Георг Кроль снимает шляпу перед чем-то незримым в ночи.

– Спросил бы лучше другое, – отвечает он, – сколько же можно сидеть на острие иглы?

XI

С неба льет дождь. А из сада, клубясь, наплывают волны тумана. Лето захлебнулось в потоках дождя, стало холодно, и доллар стоит сто двадцать тысяч марок. С ужасным треском отваливается часть кровельного желоба, и вода, низвергающаяся перед нашим окном, похожа на стеклянную стену. Я продаю двух надгробных ангелов из неоглазуренного фарфора и венок из иммортелей какой-то хрупкой маленькой женщине, у которой двое детей умерли от гриппа. В соседней комнате лежит Георг и кашляет. У него тоже грипп, но он подкрепился кружкой глинтвейна, который я ему сварил. Кроме того, на постели вокруг него разбросано с десяток журналов, и он пользуется случаем, чтобы получить информацию о последних великосветских бракосочетаниях, разводах и скандалах в Канне, Берлине, Лондоне и Париже.

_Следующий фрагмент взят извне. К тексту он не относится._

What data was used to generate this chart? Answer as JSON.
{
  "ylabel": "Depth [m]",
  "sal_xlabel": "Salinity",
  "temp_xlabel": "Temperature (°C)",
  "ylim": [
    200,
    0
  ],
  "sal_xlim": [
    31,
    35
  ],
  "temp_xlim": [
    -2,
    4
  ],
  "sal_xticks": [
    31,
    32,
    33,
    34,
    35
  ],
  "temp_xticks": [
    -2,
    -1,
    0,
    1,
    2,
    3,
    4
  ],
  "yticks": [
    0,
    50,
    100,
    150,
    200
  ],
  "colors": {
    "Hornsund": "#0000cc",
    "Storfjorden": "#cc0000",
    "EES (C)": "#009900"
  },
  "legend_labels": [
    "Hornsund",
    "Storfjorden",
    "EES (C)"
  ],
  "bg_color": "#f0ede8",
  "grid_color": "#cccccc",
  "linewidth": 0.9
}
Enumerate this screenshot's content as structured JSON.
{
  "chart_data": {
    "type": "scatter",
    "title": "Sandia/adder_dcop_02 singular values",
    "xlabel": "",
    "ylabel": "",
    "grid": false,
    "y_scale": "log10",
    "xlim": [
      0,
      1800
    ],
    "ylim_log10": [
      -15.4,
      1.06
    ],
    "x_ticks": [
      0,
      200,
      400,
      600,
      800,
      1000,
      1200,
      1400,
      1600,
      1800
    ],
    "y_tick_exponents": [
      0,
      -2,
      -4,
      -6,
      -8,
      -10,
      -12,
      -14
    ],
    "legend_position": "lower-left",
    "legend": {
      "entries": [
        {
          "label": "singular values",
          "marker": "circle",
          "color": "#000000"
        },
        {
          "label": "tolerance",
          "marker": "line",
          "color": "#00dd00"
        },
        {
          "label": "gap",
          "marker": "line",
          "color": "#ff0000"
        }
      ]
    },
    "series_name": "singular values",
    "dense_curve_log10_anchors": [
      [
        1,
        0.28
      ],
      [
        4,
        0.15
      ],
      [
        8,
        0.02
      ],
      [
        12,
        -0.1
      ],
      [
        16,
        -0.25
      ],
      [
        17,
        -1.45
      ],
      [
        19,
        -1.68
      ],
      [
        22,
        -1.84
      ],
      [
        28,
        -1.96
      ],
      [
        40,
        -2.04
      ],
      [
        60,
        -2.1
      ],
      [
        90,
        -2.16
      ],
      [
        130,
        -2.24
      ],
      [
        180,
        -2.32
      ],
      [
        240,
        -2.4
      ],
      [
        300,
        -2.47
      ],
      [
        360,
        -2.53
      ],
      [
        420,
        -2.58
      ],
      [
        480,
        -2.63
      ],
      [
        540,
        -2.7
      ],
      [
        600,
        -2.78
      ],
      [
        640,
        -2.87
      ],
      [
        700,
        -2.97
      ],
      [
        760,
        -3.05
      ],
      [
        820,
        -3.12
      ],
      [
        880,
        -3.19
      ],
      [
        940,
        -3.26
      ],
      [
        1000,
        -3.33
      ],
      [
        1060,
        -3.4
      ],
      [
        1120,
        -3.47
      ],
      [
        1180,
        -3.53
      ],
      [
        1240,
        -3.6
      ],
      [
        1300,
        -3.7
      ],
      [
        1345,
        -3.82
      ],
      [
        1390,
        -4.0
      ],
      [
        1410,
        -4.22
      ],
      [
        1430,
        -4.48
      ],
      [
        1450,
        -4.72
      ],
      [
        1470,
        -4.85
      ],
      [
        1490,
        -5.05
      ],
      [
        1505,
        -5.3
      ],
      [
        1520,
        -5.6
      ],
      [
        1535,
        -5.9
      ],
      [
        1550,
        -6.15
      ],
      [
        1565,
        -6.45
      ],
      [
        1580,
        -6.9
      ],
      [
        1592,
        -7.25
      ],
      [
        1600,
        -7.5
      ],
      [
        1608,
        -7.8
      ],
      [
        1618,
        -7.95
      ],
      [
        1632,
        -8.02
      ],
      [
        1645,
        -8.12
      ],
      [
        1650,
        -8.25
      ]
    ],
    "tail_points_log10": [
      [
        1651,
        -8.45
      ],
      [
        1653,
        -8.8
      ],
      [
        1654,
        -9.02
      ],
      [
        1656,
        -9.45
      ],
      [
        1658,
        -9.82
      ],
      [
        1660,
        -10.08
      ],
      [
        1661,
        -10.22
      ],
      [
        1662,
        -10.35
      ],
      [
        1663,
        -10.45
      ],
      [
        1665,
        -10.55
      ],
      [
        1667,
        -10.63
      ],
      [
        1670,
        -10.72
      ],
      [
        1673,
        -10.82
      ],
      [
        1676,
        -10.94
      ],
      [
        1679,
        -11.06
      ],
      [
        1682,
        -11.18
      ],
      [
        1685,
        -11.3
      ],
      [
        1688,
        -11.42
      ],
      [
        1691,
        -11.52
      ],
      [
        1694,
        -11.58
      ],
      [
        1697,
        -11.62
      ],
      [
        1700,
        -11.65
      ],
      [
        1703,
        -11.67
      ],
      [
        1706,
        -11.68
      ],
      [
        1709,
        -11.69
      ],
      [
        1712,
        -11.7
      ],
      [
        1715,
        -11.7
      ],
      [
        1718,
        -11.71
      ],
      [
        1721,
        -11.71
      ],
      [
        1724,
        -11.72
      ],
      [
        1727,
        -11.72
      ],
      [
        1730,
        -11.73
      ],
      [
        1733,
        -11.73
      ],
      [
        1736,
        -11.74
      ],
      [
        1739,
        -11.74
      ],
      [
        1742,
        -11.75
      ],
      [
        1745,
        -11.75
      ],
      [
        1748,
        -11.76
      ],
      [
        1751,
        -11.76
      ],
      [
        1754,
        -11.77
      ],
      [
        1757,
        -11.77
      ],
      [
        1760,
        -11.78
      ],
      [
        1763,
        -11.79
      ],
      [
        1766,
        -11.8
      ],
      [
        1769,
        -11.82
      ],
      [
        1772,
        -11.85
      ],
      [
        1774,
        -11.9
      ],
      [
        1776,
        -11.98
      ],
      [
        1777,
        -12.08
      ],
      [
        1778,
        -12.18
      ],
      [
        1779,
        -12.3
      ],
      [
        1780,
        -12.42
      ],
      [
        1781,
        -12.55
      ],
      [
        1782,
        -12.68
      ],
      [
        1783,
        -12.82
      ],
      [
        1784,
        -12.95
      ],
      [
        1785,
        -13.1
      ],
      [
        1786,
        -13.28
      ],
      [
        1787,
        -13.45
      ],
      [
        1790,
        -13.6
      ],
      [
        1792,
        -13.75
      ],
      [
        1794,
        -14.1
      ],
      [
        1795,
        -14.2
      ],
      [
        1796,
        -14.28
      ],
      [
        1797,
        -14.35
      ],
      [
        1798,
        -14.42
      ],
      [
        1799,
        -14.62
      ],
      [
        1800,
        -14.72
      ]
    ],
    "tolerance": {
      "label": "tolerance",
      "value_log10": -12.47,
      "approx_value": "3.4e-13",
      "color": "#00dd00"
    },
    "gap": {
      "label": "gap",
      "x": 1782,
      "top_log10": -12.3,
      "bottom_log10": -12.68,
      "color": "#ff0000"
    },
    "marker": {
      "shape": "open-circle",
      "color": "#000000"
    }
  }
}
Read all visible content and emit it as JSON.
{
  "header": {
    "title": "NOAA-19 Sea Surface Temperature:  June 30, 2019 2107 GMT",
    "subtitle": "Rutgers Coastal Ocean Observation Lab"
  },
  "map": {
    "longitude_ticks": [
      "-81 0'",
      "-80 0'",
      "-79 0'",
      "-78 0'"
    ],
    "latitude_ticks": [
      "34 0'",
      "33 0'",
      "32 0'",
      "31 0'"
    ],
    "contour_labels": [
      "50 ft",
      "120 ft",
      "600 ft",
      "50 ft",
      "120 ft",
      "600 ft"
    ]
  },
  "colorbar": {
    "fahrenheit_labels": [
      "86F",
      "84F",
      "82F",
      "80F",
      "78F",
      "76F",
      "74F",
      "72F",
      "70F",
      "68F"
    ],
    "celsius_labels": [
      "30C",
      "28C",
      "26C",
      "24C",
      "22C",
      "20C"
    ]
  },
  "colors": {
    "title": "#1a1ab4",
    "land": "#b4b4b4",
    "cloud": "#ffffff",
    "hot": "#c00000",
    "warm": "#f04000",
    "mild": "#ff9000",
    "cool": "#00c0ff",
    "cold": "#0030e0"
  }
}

Входит Генрих, как всегда в полосатых брюках с велосипедными зажимами и в темном дождевике в тон брюкам.

– Не будете ли вы так любезны записать? Я продиктую вам некоторые заказы, – осведомляется он с неподражаемым сарказмом.

– Безусловно. Валяйте.

Он перечисляет: несколько надгробных камней из красного сиенита, мраморная доска, несколько решеток – будни смерти, ничего особенного. Потом он в нерешительности переминается с ноги на ногу, греет зад у холодной печки, рассматривает образцы каменных пород, которые уже лет двадцать лежат на полках в нашей конторе, и наконец выпаливает:

– Если мне будут чинить препятствия, то не удивительно, что мы скоро обанкротимся!

Я не отвечаю, чтобы позлить его.

– Вот именно – обанкротимся! – поясняет он. – Я знаю, что говорю!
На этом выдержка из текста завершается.